I tried it before I got pregnant (was TTC at the time) and was doing my running outside in the neighborhood where we have NO flat places, all up and downhill. Needless to say it went poorly, haha. I got pregnant soon after starting it so I quit because I was in horrible shape and didn't want to cause any issues. Hope it works for you!


----------



## mwah_xx

I used it, well I'm in the middle of using it. Didn't follow it properly though as I found it quite slow going and some of the actual workout times are too long for me to do unless it's the weekend as I have to wait for DH to get home, then go, then cook (if you tried my DH cooking you'd know why I cook!) so 40 minutes plus stretching often means we don't eat until 9!

I found it tough going on the treadmill with the app as well, all speed it up slow it down and it's much easier to do outside (it's just far too hot here in the 40s!)

I've kind of adapted the program and can run 20mins solid now though

My friend used it and she's doing her first marathon in October so it defintely works.

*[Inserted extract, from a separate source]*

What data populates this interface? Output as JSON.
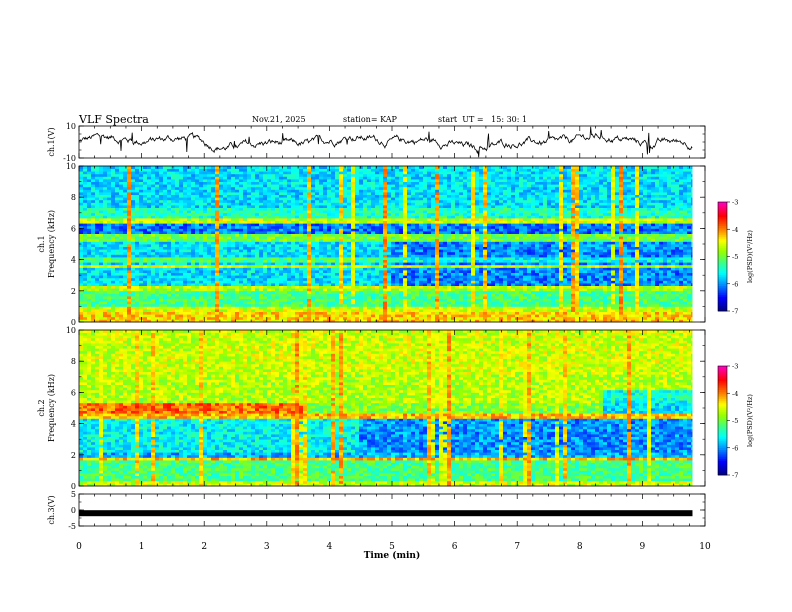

Oh oh oh and my favourite picture (can't find it) says something like who cares how slow you go you are going faster than sitting on the couch!

Good luck!


----------



## overcomer79

I was doing it when I got pregnant with my daughter. I had lost ten lbs when I got my bfp. Now I have been doing zumba, swimming and aqua zumba. I will keep for swimming and aqua for now.


----------



## MamaKay86

I used it and loved it! When I started I couldn't run for 2 mins but now (well at weekend) I completed race for life, 5K in 37.5 mins and that was with loo break at the 3K mark! I am super proud of myself! Never thought my fitness would be this good! Think I'm the fittest I've ever been thanks to C25K.


----------



## threebirds

Im also a convert. Im really enjoying it. When I start each new wk its tough going but then it gets easier each time. I do each 'wk' more than 3 times though. Im about to start wk 5 tomorrow, yikes!
Good luck :)


----------



## 2011butterfly

I did it a few years ago. Although at the time I was already exercising I found the programme slow. So skipped a few weeks (weeks 1-4) And I was running 3 miles :)

Although I stopped, now I've restarted I'm on week 2.


----------